Apistogramma all come from South America and without exception, the water these fish originate from is extremely soft, with almost no General Hardness (GH) or Carbonate Hardness (KH). Additionally, the native waters these fish are found in is always slack and calm, with virtually no current at all. When keeping these fish in your aquarium, be sure to keep them in very soft water with a GH no higher than 2 and a KH of no higher than 1. These conditions will mimic their natural environment. Also be certain to cut back any water flow in the tank. For instance, avoid using hang on the back filters or canister filters when breeding Apistogramma, and instead use simple sponge filters driven by air.
Next we have to consider housing for these fish to induce or support breeding behavior. If you have ever been lucky enough to collect Apistogramma in the wild, you would have noticed these fish are often found hiding inside of leaves! What happens is that certain broad-leafed trees in South America experience seasonal foliage loss, just like trees in less temperate zones do. As the broad leaves on these trees die, they dry up and slowly curl in upon themselves, forming a little tube before dropping off the tree and into the water below. These leaf tubes sink to the bottom, and Apistogramma take up residence in them. They will often hide in this manner and spend their day-to-day in and near these aquatic leaf tubes. When it comes to breeding though, Apistogramma will seek out rocks, caves, or the undersides of living plant leaves for egg-laying.

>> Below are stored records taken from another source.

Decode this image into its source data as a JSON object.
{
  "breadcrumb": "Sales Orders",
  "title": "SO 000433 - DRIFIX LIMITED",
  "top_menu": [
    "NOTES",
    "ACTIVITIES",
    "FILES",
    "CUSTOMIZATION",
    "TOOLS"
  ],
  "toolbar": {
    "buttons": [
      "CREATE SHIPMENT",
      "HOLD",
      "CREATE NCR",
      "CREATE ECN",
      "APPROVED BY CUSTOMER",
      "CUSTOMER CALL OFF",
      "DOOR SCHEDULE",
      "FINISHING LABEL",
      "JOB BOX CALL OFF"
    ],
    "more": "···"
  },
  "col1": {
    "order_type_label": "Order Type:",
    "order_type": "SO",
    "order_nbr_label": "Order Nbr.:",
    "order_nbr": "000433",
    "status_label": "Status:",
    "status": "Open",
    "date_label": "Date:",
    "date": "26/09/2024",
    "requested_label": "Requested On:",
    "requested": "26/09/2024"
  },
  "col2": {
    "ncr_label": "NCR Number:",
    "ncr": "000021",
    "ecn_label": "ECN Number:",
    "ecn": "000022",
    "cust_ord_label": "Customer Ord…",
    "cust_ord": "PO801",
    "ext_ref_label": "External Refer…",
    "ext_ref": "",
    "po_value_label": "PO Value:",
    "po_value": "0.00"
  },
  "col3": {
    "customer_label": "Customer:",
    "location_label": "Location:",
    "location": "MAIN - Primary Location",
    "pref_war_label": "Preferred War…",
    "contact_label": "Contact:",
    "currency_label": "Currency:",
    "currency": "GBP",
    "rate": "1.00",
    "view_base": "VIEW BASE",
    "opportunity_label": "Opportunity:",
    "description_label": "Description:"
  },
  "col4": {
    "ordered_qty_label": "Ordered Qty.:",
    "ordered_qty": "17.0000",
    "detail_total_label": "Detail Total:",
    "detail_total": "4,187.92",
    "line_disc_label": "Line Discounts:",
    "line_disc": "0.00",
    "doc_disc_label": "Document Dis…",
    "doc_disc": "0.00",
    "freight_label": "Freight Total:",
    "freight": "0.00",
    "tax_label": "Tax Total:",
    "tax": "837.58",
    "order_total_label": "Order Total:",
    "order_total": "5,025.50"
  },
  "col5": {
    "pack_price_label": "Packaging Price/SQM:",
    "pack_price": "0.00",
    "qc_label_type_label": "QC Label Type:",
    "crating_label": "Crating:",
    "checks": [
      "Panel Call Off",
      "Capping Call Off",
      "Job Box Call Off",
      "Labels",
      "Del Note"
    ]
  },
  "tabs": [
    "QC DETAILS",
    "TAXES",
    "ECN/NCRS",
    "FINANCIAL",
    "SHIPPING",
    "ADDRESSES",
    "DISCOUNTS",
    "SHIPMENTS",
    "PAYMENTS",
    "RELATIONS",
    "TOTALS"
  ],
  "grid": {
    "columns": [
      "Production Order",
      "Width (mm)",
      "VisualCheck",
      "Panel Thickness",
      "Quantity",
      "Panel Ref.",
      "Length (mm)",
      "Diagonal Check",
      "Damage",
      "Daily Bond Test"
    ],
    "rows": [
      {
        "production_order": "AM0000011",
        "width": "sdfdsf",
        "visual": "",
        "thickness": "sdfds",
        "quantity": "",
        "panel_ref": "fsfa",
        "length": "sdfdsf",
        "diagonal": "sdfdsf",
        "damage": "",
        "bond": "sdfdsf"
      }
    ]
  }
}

Because Apistogramma always prefer leaf litter and rocks for safety, comfort and breeding, it is essential to provide your Apistogramma breeder pairs or trios with plenty of leaf litter, such as dried Catappa or Guava Leaves, and also include random sticks and pieces of wood (but only use aquarium safe woods!). It is even more important to provide them with random rocks arranged in such a way to provide cracks and crevasses the fish can get into. It is also a good idea to add a breeding cave which is large enough for the male and female to fit into. Giving your Apistogramma multiple locations which are each acceptable for breeding is always encouraged, because this greatly increases success rates. Sometimes even with a breeding cave made available to your fish as well as the undersides of plant leaves and more naturally-arranged rocks, Apistogramma will spontaneously decide to lay eggs on the glass walls of your aquarium instead. These little fish can’t make up their minds sometimes!
Another very important aspect to consider is what breeders refer to as “conditioning”. Many would think this strictly refers to what kinds of foods they eat and how much of it, but this is only part of the picture. “Conditioning” more accurately means feeding your fish well on foods likely to induce breeding behavior while at the same time manipulating their environment to also induce breeding behavior. When breeding Apistogramma, we employ a technique known as “the feast and flood”:
First, begin feeding your Apistogramma on only live or frozen daphnia (water fleas) or small California blackworms. You can feed both of these foods if you like. After feeding them on only this type of food for a week, perform a large water change on their aquarium of 70% total water volume. This technique is effective because it mimics a very large downpouring of fresh rainwater, which always provides additional food to fish in the wild. These downpours also flush the river system with new, soft water. “The feast and flood” technique should quite rapidly trigger breeding behavior and before long, you should see eggs on the sides of rocks or in caves, or perhaps even on the walls of your aquarium or on leaves!